Он, должно быть, стоял там более ста лет, когда в один день священники вошли с другим идолом в храм Чу-бу и поставили его на пьедестале возле Чу-бу и воспели: «Здесь также Шимиш». И все люди возрадовались и вскричали: «Здесь также Шимиш». Шимиш был явно современный идол, и хотя древесина была запятнана темно-красной краской, можно было заметить, что его только что вырезали. И мед подносили Шимишу, так же как и Чу-бу, и кукурузу, и жир. Ярость Чу-бу не знала никаких пределов: он разъярился той же ночью, и на следующий день он был все еще разъярен. Ситуация требовала немедленных чудес. Опустошить город мором и уничтожить всех своих священников едва ли было в пределах его власти, поэтому он мудро сконцентрировал свои божественные силы, достаточные для управления небольшим землетрясением. «Таким образом», мыслил Чу-бу, «я подтвержу свой статус единственного бога, и люди плюнут на Шимиша».
Чу-бу возжелал и возжелал снова и никакого землетрясения не случилось, когда внезапно он узнал, что ненавистный Шимиш осмелился также попытаться сотворить чудо. Он прекратил заниматься землетрясением и прислушался, или скажем так, причувствовался, к тому, о чем думал Шимиш; ибо боги узнают, что проходит в сознании, посредством чувства, отличного от наших пяти.

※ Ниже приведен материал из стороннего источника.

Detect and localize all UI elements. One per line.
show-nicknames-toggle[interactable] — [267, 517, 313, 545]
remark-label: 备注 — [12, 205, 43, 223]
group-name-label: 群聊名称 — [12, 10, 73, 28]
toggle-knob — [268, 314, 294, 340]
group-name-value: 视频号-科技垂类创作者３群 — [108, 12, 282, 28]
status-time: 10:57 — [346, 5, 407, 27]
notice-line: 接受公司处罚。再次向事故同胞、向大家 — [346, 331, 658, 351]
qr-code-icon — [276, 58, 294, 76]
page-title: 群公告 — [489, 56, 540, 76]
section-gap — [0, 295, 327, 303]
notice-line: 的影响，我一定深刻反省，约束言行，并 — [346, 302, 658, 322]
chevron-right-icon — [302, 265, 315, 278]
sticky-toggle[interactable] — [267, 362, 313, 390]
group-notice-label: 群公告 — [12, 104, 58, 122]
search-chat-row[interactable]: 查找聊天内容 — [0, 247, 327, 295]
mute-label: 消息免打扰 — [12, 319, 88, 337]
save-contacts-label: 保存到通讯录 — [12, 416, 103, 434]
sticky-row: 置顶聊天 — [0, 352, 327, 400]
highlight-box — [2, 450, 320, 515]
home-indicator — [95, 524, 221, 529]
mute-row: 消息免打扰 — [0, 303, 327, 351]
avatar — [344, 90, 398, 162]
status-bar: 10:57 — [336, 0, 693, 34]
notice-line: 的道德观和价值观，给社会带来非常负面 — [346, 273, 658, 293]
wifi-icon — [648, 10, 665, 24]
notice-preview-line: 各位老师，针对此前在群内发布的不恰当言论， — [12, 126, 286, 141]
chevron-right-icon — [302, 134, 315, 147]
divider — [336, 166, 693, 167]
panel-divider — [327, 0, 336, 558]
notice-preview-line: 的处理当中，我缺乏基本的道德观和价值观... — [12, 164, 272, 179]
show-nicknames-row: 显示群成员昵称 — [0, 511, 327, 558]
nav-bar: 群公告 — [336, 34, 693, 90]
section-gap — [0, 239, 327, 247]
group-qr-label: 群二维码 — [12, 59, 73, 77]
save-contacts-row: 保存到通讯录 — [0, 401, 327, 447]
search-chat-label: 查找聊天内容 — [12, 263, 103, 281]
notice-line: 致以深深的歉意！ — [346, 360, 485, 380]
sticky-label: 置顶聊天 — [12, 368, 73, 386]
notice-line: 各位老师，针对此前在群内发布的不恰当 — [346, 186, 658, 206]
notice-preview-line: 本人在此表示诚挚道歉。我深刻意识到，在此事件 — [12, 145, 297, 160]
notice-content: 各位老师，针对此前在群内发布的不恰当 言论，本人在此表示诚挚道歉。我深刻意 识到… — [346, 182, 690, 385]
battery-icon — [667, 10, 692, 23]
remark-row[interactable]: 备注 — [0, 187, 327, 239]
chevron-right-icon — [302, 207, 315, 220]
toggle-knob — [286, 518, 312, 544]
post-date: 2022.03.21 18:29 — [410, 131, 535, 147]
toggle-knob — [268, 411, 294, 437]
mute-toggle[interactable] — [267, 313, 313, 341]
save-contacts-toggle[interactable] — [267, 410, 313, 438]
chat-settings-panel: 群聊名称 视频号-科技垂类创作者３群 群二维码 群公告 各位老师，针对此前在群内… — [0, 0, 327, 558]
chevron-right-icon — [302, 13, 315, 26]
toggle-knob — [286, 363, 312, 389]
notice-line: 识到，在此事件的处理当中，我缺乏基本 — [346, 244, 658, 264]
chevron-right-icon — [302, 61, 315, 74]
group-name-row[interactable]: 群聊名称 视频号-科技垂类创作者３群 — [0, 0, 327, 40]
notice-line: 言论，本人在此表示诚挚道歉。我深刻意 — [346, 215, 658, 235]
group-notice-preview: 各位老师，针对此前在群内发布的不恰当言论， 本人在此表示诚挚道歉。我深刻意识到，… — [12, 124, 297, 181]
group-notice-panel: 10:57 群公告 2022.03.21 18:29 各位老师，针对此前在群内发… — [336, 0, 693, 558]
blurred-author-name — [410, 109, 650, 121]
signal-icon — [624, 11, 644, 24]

Шимиш тоже пытался устроить землетрясение.
Мотивом нового бога было, вероятнее всего, самоутверждение. Я сомневаюсь, понял ли Чу-бу этот мотив и волновал ли его мотив; было достаточно для идола, уже пылавшего злобой, что его отвратительный конкурент оказался на грани чуда. Вся мощь Чу-бу сразу обратилась вспять и установила прочный заслон против землетрясения, даже самого маленького. Так обстояли дела в храме Чу-бу в течение некоторого времени, и никакого землетрясения не происходило.
Быть богом и потерпеть неудачу в чудесах – ужасное ощущение; как если бы человек чихнул, не чувствуя к тому никакой предрасположенности; как если бы нужно было плавать в тяжелых ботинках или вспомнить имя, которое намертво забыто: все это испытывал Шимиш.
И в вторник священники вошли, и народ, и они поклонялись Чу-бу и предложили дары ему, говоря: «O Чу-бу, который создал все», и затем священники пели: «и есть также Шимиш»; и Чу-бу испытал жгучий стыд и не говорил в течение трех дней.
Были в храме Чу-бу и святые птицы, и когда третий день настал и настала ночь, случилось, как показалось Чу-бу, что появилась грязь на голове Шимиша.
И Чу-бу сказал Шимишу, как говорят боги, не шевеля губами и не нарушая тишины: «Грязь на твоей голове, О Шимиш». Всю ночь напролет он бормотал снова и снова: «Грязь на голове Шимиша». И когда настал рассвет и вдали зазвучали голоса, Чу-бу возликовал при пробуждении Земли, и выкрикивал, пока солнце не достигло зенита: «Грязь, грязь, грязь, на голове Шимиша», и в полдень он сказал: «Так Шимиш бог». Таким образом Шимиш был посрамлен.